All,
Nice job on choosing papers. Here is a summary of what I heard. Please comment on this post to add to, correct, or question my brief overview.
All readings can be found at:
http://micropopbio.org/cooper/2008/04/17/student-chosen-readings-for-evolution-of-community-structure-in-space-or-time/
In chronological order of publication,
1) Dave, who chose Bull JJ Molineaux IJ, Rice WR. 1991. Selection of benevolence in a host-parasite system. Evolution 45:875-82.
They evolved a plasmid pBR322-phage M13 chimera under high-fidelity (had to stick with E coli host) and low fidelity (were allowed to infect multiple partners) conditions. Found that each became more fit in the selective environment, and that high-fidelity phagemids lost the ability to infect horizontally as a consequence of a reduced phage genome.
2) Sam, who chose: Tamas Czaran, Rolf F. Hoekstra, and Ludo Pagie. 2002. Chemical warfare between microbes promotes biodiversity. PNAS.
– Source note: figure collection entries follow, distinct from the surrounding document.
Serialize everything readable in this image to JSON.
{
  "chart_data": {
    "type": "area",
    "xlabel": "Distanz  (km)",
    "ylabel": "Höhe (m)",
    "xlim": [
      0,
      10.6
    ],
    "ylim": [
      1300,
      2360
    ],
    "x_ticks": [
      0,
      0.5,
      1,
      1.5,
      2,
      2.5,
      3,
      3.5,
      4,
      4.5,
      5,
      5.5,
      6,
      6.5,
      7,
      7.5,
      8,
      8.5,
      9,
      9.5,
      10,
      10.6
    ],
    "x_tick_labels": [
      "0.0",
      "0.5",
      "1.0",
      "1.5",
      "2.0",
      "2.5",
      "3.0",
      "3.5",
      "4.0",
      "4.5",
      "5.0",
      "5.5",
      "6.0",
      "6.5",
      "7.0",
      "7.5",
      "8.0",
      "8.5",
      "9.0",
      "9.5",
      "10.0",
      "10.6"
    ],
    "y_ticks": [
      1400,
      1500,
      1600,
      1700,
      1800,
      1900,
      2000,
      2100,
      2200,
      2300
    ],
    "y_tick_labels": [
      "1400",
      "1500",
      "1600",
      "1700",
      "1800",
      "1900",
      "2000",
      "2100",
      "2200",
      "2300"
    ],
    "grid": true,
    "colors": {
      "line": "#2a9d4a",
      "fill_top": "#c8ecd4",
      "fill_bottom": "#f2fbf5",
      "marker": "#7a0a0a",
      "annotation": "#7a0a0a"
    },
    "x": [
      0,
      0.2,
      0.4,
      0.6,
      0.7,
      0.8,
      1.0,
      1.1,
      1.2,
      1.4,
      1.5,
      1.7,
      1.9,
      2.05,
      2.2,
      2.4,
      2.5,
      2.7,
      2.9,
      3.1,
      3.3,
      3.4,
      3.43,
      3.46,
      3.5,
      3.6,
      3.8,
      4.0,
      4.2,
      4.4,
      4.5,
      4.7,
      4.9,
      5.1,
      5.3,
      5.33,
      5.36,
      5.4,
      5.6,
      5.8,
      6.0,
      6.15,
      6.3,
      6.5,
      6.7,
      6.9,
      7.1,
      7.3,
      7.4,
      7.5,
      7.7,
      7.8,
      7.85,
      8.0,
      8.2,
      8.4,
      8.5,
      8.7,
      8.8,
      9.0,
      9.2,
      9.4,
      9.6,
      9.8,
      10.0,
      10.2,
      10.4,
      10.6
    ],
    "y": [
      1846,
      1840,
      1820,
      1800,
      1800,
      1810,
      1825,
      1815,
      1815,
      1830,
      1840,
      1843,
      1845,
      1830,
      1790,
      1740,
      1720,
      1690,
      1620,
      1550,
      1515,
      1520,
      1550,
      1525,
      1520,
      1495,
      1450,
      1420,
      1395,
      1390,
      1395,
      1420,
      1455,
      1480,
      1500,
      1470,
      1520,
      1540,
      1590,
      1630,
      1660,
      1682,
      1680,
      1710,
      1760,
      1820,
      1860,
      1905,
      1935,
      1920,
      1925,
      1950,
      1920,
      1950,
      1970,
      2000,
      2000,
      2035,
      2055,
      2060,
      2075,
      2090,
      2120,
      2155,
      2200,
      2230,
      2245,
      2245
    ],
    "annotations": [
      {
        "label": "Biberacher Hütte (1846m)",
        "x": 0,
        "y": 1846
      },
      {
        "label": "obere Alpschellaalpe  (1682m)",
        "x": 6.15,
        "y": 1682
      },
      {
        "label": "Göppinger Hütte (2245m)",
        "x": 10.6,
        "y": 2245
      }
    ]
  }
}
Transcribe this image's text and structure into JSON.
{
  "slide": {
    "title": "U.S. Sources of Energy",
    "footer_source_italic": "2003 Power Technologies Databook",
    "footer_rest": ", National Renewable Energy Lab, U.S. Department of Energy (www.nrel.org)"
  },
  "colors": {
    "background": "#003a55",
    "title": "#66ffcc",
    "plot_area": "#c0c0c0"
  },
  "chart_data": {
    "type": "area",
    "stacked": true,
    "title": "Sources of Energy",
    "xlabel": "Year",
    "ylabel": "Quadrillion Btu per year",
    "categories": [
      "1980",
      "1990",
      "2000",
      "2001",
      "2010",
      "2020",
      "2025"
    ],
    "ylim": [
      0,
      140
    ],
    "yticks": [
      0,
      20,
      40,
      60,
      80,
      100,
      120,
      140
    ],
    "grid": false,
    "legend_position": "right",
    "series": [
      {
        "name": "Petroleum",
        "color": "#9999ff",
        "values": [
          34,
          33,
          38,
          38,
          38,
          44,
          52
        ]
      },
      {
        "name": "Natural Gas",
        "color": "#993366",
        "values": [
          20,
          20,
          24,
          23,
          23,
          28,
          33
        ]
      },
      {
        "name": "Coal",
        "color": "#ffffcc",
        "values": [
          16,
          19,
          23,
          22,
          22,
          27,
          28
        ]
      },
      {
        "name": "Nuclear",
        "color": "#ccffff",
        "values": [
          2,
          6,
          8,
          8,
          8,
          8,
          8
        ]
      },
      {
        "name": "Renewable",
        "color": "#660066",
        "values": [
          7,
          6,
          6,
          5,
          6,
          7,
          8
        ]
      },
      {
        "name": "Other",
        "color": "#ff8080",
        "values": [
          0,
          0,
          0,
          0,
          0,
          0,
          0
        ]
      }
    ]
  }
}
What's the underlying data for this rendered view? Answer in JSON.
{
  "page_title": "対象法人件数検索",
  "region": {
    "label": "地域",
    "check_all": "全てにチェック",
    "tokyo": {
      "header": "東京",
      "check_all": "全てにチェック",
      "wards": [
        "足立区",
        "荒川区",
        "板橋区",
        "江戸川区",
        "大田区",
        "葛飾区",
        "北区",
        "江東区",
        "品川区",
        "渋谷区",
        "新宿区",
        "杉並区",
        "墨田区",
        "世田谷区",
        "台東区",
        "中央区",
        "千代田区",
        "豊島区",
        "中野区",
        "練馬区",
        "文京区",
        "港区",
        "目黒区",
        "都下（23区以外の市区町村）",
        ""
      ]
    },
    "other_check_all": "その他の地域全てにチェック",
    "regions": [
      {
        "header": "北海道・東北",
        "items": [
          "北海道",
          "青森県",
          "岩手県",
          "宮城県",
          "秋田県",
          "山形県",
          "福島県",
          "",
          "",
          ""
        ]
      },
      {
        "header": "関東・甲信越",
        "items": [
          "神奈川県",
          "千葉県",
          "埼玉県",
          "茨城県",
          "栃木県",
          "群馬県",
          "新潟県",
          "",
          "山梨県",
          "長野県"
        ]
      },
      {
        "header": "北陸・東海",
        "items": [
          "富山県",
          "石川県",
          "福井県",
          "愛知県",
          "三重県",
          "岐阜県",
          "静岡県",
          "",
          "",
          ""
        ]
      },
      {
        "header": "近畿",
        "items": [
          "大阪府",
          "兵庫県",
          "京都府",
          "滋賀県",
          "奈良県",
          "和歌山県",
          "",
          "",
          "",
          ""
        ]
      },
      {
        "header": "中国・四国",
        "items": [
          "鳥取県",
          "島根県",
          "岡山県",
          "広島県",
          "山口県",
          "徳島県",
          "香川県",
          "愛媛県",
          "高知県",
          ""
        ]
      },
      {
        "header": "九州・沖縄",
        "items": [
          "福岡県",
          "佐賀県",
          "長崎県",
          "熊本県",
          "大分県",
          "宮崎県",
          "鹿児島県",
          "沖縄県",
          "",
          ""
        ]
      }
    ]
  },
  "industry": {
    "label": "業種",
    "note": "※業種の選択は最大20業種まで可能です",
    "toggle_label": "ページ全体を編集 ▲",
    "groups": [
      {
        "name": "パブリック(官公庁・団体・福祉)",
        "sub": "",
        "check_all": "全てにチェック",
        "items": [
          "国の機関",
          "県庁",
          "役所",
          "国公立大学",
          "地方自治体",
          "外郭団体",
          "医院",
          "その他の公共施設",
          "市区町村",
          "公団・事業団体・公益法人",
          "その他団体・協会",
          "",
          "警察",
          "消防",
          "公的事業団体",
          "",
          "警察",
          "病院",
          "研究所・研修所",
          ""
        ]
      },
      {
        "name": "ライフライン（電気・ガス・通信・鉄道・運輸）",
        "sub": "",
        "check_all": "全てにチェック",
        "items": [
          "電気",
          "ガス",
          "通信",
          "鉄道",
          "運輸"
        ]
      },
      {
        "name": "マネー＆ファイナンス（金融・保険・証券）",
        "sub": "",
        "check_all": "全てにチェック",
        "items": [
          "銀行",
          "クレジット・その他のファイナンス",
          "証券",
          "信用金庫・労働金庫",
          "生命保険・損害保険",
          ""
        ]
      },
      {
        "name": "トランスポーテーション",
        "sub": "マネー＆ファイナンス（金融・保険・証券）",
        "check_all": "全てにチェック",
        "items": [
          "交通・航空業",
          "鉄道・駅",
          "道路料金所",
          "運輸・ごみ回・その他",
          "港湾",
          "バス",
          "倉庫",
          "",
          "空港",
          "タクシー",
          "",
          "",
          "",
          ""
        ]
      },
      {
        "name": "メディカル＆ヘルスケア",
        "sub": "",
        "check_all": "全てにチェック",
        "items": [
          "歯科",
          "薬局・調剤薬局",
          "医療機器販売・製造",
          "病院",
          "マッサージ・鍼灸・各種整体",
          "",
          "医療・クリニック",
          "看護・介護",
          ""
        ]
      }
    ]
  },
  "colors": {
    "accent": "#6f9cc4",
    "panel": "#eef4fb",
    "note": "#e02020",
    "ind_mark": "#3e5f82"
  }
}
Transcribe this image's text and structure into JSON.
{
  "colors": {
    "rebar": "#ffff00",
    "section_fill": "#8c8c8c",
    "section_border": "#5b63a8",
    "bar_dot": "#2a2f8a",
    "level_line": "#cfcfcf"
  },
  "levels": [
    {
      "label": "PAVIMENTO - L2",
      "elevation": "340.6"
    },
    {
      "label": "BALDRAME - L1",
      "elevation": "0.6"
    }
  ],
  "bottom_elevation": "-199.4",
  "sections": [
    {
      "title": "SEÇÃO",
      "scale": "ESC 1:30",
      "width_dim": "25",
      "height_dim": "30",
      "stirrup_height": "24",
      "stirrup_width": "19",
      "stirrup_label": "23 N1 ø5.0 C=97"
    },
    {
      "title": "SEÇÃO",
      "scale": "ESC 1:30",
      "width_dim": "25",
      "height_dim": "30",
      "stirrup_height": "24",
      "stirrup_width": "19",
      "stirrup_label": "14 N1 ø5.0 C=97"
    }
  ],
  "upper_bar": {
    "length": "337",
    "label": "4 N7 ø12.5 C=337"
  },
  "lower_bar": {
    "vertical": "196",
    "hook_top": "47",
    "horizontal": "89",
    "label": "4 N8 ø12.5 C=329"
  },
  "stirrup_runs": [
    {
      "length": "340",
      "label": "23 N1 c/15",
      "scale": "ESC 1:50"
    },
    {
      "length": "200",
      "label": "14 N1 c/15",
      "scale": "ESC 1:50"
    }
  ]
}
Simulated the same basic rock-paper-scissors dynamic of Kerr et al, but allowed as many as 14 different toxin/antitoxin/susceptible combinations to evolve. Studied rates and influences of mutation and recombination in a spatial matrix. Found that a frozen state of coexistence of “hyperimmunity” is likely but can be disrupted by either recombination or asynchronous temporal scales of dominance between players (eg toxin killing is faster than resource competition). Very interesting discussion of their findings — see the paper.
3) Dan, who chose: R. Craig MacLean & Ivana Gudelj. 2006. Resource competition and social conflict in experimental populations of yeast. Nature.
Used two strains of yeast that were 1) capable of respiration and fermentation or 2) capable only of respiration. The latter was superior in head-to-head mixed competition under chemostat conditions in which glucose was not limiting. The 2 stably coexisted in batch culture owing to the need to ferment in stationary phase and because the cheater (no fermentation) was sensitive to toxic metabolic intermediates produced by its own growth. Also, from the article, “In agreement with our hypothesis, the itness of the cooperator at the level of the metapopulation is both positive frequency-dependent (F1,7 ¼ 55, P , 0.0001; Fig. 4) and negative density-dependent (F1,7 ¼ 41, P , 0.0001; Fig. 4), implying that a metapopulation of cooperators can resist invasion by a rare cheater provided that the number of cells that colonize each patch is below a critical threshold. Positive frequency-dependent selection for cooperation also implies that a rare cooperator cannot invade a
population of cheaters.”
4) Laura, who chose: Federico Prado. and Benjamin Kerr. 2007. THE EVOLUTION OF RESTRAINT IN BACTERIAL BIOFILMS UNDER NONTRANSITIVE COMPETITION. Evolution.
The authors modeled a system similar to the original Kerr paper involving colicin production, resistance, and sensitivity, and found that in structured communities containing these players, the players neither evolve maximum toxicity or resistance. That is, the conditions favor an intermediate state of restraint.
5) Abe, who chose: Brockhurst, MA. Population Bottlenecks Promote Cooperation in Bacterial Biofilms.
http://www.plosone.org/article/info%3Adoi%2F10.1371%2Fjournal.pone.0000634/trackback
Reasoning that kin selection is strongest in smaller populations where the probability of genetic relatedness among individuals is highest, the author tested effects of bottleneck size on the evolution and stability of cooperative traits in the Ps. fluorescens system of Rainey, Travisano, et al. From the text: “In line with predictions, the frequency of evolved cheats within the populations increased with increasing bottleneck size. This result highlights the importance of ecologically mediated population bottlenecks in the maintenance of social traits in microbes.”
Sanjuro, I welcome your addition, and others, please feel free to comment!